8 charts illustrating the US PE middle market in 2018

By PitchBook
March 15, 2019
The US middle market hit several milestones in 2018, including a decade high in deal count and its first time surpassing $400 billion in total annual deal value. Exit activity didn't keep pace, however, and fundraising has remained relatively flat over the past five years.

In the 2018 US PE Middle Market Report, our analysts took a deep dive into these trends and more, exploring the data behind the numbers. The full report is available to download for free, but for a quick look at the highlights, we pulled together this set of key charts.

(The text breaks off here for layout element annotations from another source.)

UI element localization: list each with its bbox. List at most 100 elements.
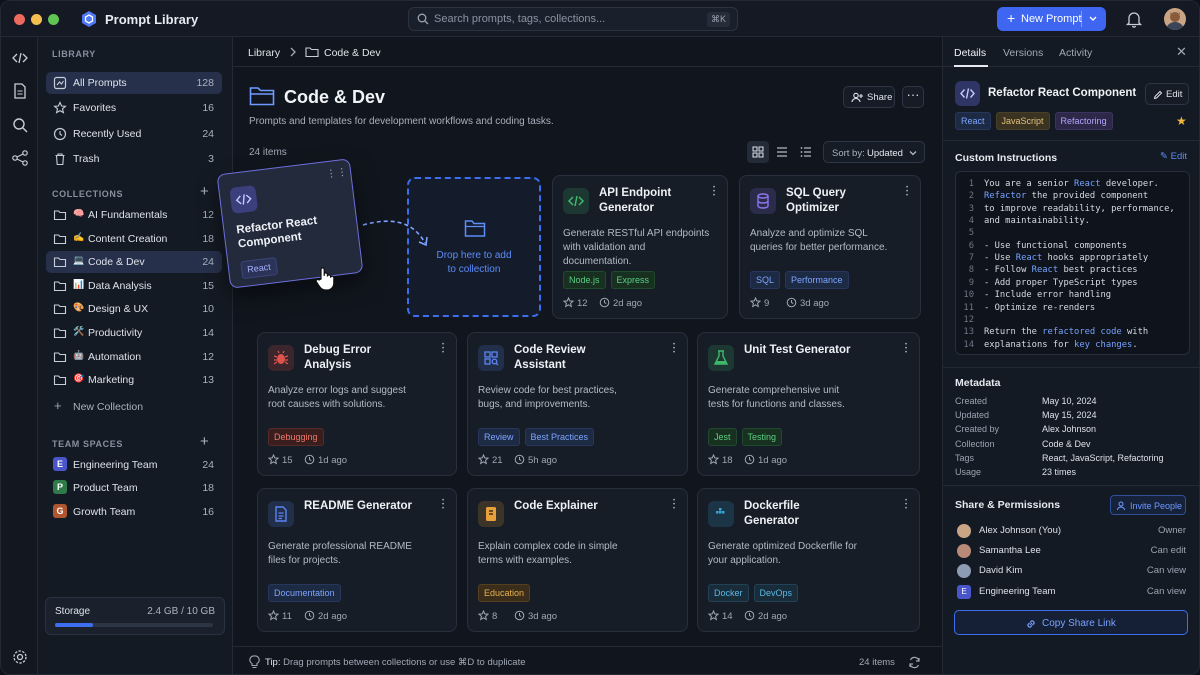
tag[interactable]: Debugging bbox=[268, 428, 324, 446]
tag[interactable]: Testing bbox=[741, 428, 783, 446]
chevron-down-icon[interactable] bbox=[1087, 11, 1099, 27]
prompt-card[interactable]: Debug Error Analysis • • • Analyze error log… bbox=[257, 332, 457, 476]
star-icon[interactable] bbox=[750, 297, 761, 308]
gear-icon[interactable] bbox=[11, 648, 29, 666]
minimize-window-button[interactable] bbox=[31, 14, 42, 25]
sidebar-item-favorites[interactable]: Favorites 16 bbox=[46, 97, 222, 119]
prompt-card[interactable]: Code Review Assistant • • • Review code for … bbox=[467, 332, 688, 476]
tag[interactable]: Performance bbox=[785, 271, 849, 289]
sidebar-item-collection[interactable]: 🎨 Design & UX 10 bbox=[46, 298, 222, 320]
person-role[interactable]: Can view bbox=[1147, 586, 1186, 597]
search-input[interactable]: Search prompts, tags, collections... ⌘K bbox=[408, 7, 738, 31]
copy-share-link-button[interactable]: Copy Share Link bbox=[954, 610, 1188, 635]
code-icon[interactable] bbox=[11, 49, 29, 67]
sidebar-item-collection[interactable]: 🎯 Marketing 13 bbox=[46, 369, 222, 391]
tag[interactable]: Node.js bbox=[563, 271, 606, 289]
share-person-row[interactable]: Samantha Lee Can edit bbox=[955, 543, 1190, 559]
new-prompt-button[interactable]: + New Prompt bbox=[997, 7, 1106, 31]
share-person-row[interactable]: E Engineering Team Can view bbox=[955, 584, 1190, 600]
search-icon[interactable] bbox=[11, 116, 29, 134]
star-icon[interactable] bbox=[708, 610, 719, 621]
sidebar-item-all-prompts[interactable]: All Prompts 128 bbox=[46, 72, 222, 94]
close-icon[interactable]: ✕ bbox=[1176, 44, 1187, 60]
share-person-row[interactable]: Alex Johnson (You) Owner bbox=[955, 523, 1190, 539]
sidebar-item-collection[interactable]: 🧠 AI Fundamentals 12 bbox=[46, 204, 222, 226]
more-options-button[interactable]: ··· bbox=[902, 86, 924, 108]
kebab-menu-icon[interactable]: • • • bbox=[905, 342, 909, 356]
sidebar-item-collection[interactable]: 📊 Data Analysis 15 bbox=[46, 275, 222, 297]
kebab-menu-icon[interactable]: • • • bbox=[442, 498, 446, 512]
edit-instructions-link[interactable]: ✎ Edit bbox=[1160, 151, 1187, 162]
user-avatar[interactable] bbox=[1164, 8, 1186, 30]
clock-icon bbox=[514, 610, 525, 621]
sidebar-item-trash[interactable]: Trash 3 bbox=[46, 148, 222, 170]
star-icon[interactable] bbox=[268, 454, 279, 465]
tag[interactable]: Review bbox=[478, 428, 520, 446]
close-window-button[interactable] bbox=[14, 14, 25, 25]
prompt-card[interactable]: API Endpoint Generator • • • Generate RESTfu… bbox=[552, 175, 728, 319]
tab-versions[interactable]: Versions bbox=[1003, 47, 1043, 59]
tab-details[interactable]: Details bbox=[954, 47, 986, 59]
share-nodes-icon[interactable] bbox=[11, 149, 29, 167]
person-role[interactable]: Owner bbox=[1158, 525, 1186, 536]
maximize-window-button[interactable] bbox=[48, 14, 59, 25]
invite-people-button[interactable]: Invite People bbox=[1110, 495, 1186, 515]
prompt-card[interactable]: Dockerfile Generator • • • Generate optimize… bbox=[697, 488, 920, 632]
add-team-icon[interactable]: + bbox=[200, 433, 209, 450]
tag[interactable]: DevOps bbox=[753, 584, 799, 602]
star-icon[interactable] bbox=[478, 610, 489, 621]
breadcrumb-library[interactable]: Library bbox=[248, 47, 280, 59]
prompt-card[interactable]: Code Explainer • • • Explain complex code in… bbox=[467, 488, 688, 632]
share-button[interactable]: Share bbox=[843, 86, 895, 108]
star-icon[interactable] bbox=[478, 454, 489, 465]
sidebar-item-collection[interactable]: 💻 Code & Dev 24 bbox=[46, 251, 222, 274]
tag[interactable]: Jest bbox=[708, 428, 737, 446]
sidebar-item-collection[interactable]: 🤖 Automation 12 bbox=[46, 346, 222, 368]
refresh-icon[interactable] bbox=[908, 656, 921, 669]
kebab-menu-icon[interactable]: • • • bbox=[906, 185, 910, 199]
prompt-card[interactable]: Unit Test Generator • • • Generate comprehen… bbox=[697, 332, 920, 476]
tag[interactable]: React bbox=[955, 112, 991, 130]
sidebar-item-recently-used[interactable]: Recently Used 24 bbox=[46, 123, 222, 145]
add-collection-icon[interactable]: + bbox=[200, 183, 209, 200]
sidebar-item-collection[interactable]: 🛠️ Productivity 14 bbox=[46, 322, 222, 344]
instructions-code-block[interactable]: 1 You are a senior React developer. 2 Refac… bbox=[955, 171, 1190, 355]
tag[interactable]: Documentation bbox=[268, 584, 341, 602]
new-collection-button[interactable]: + New Collection bbox=[46, 396, 222, 418]
tag[interactable]: SQL bbox=[750, 271, 781, 289]
drag-handle-icon[interactable]: ⋮⋮ bbox=[326, 167, 349, 181]
kebab-menu-icon[interactable]: • • • bbox=[713, 185, 717, 199]
star-icon[interactable] bbox=[268, 610, 279, 621]
prompt-card[interactable]: README Generator • • • Generate professional… bbox=[257, 488, 457, 632]
document-icon[interactable] bbox=[11, 82, 29, 100]
tag[interactable]: Best Practices bbox=[524, 428, 595, 446]
share-person-row[interactable]: David Kim Can view bbox=[955, 563, 1190, 579]
person-role[interactable]: Can view bbox=[1147, 565, 1186, 576]
tag[interactable]: Refactoring bbox=[1054, 112, 1113, 130]
tag[interactable]: Docker bbox=[708, 584, 749, 602]
kebab-menu-icon[interactable]: • • • bbox=[442, 342, 446, 356]
tag[interactable]: JavaScript bbox=[995, 112, 1050, 130]
kebab-menu-icon[interactable]: • • • bbox=[673, 342, 677, 356]
sidebar-item-team[interactable]: E Engineering Team 24 bbox=[46, 454, 222, 476]
compact-view-button[interactable] bbox=[795, 141, 817, 163]
favorite-star-icon[interactable]: ★ bbox=[1176, 114, 1187, 128]
star-icon[interactable] bbox=[708, 454, 719, 465]
dragging-card[interactable]: ⋮⋮ Refactor React Component React bbox=[216, 158, 364, 289]
sidebar-item-team[interactable]: G Growth Team 16 bbox=[46, 501, 222, 523]
sidebar-item-team[interactable]: P Product Team 18 bbox=[46, 477, 222, 499]
sort-dropdown[interactable]: Sort by: Updated bbox=[823, 141, 925, 163]
prompt-card[interactable]: SQL Query Optimizer • • • Analyze and optimi… bbox=[739, 175, 921, 319]
tag[interactable]: Express bbox=[610, 271, 656, 289]
list-view-button[interactable] bbox=[771, 141, 793, 163]
grid-view-button[interactable] bbox=[747, 141, 769, 163]
star-icon[interactable] bbox=[563, 297, 574, 308]
sidebar-item-collection[interactable]: ✍️ Content Creation 18 bbox=[46, 228, 222, 250]
edit-button[interactable]: Edit bbox=[1145, 83, 1189, 105]
tab-activity[interactable]: Activity bbox=[1059, 47, 1092, 59]
bell-icon[interactable] bbox=[1125, 10, 1143, 28]
person-role[interactable]: Can edit bbox=[1151, 545, 1186, 556]
kebab-menu-icon[interactable]: • • • bbox=[905, 498, 909, 512]
kebab-menu-icon[interactable]: • • • bbox=[673, 498, 677, 512]
tag[interactable]: Education bbox=[478, 584, 531, 602]
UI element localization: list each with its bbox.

Record MM deal value and transaction volume

In addition to being the first year in which annual middle-market deal value surpassed $400 billion, 2018 also marked the first time that deal value in the middle market reached $100 billion in a quarter—which happened four times last year, leading to an overall increase in deal value of 14.8% YoY. Deal count in 2018 also reached a decade high, rising 15.1% YoY.
 

MM makes up a lower percentage of overall deal value as deal sizes swell

Despite its record-breaking year, the middle market's share of overall PE activity fell last year, with 53.3% marking the second-lowest proportion of overall value since the financial crisis. The reason? As deal sizes trend upward, a growing number of buyouts are surpassing the middle-market cutoff of $1 billion. Last year included 73 such deals.
 

Exit activity falls shy of recent years

US PE middle-market firms exited 876 investments last year, the lowest since 2013 and a 14.9% decline YoY. Exit value likewise hit a six-year low, falling 10.5% YoY to $187.6 billion. In general, exit activity has been trending downward since 2014, with much of the drop likely due to the hectic pace of add-on activity the middle market has experienced on the deals side.
 

Time to exit plateaus around five years

After increasing steadily from 2008 through 2014, exit times have leveled off and generally held steady around the five-year mark, with the median holding period overall sitting at 5.0. Within exit types, corporate acquisitions outstripped SBOs slightly, and IPOs fell below both, at 4.2 years to exit. The explanation for that difference is simple. The public offering date is counted as an exit, but GPs often hold onto a sizable stake of the company and sell it off over the next one to two years.
 

Corporate acquisitions account for bulk of exit value

Last year, SBOs accounted for more than half of the exit count—54%—but less than a third of the total value, at 31.4%. By contrast, corporate acquisitions were responsible for roughly 42.9% of deal count and almost 65% of the value, emphasizing the continued importance of strategic acquirers at the upper end of the market. That marks corporate acquisitions' highest proportion of value since 2011, when that type accounted for 67.1% of PE middle-market exits.
 

Fundraising capital remains flat on fewer funds

The capital raised last year in the US middle market was down slightly (5.5% YoY), but overall it remained relatively steady compared with the totals of the past few years. The fund count, however, fell more sharply, dropping nearly 21.6% YoY to 130. This is in keeping with the trend broadly seem across PE, with funds across all sizes generally being fewer but larger.
 

$1B-$5B accounts for nearly 70% of capital raised

Funds in the $1 billion to $5 billion range had a strong year with respect to both fund count and capital raised. This category accounted for 36 of the 130 total middle-market funds raised last year, its highest proportion in over a decade, and for 68% of the total value, which marks the largest share since 2009. 
 

Median buyout fund size hits highest value on record

As a result of the trend toward fewer and larger funds, both the median and average middle-market US buyout fund sizes have risen YoY. The median fund size saw a particularly sharp increase, rising 37.5% YoY to $550 million, a significant jump on its own, but even more so when compared with the 8.3% YoY increase in median fund sizes for all PE middle-market funds.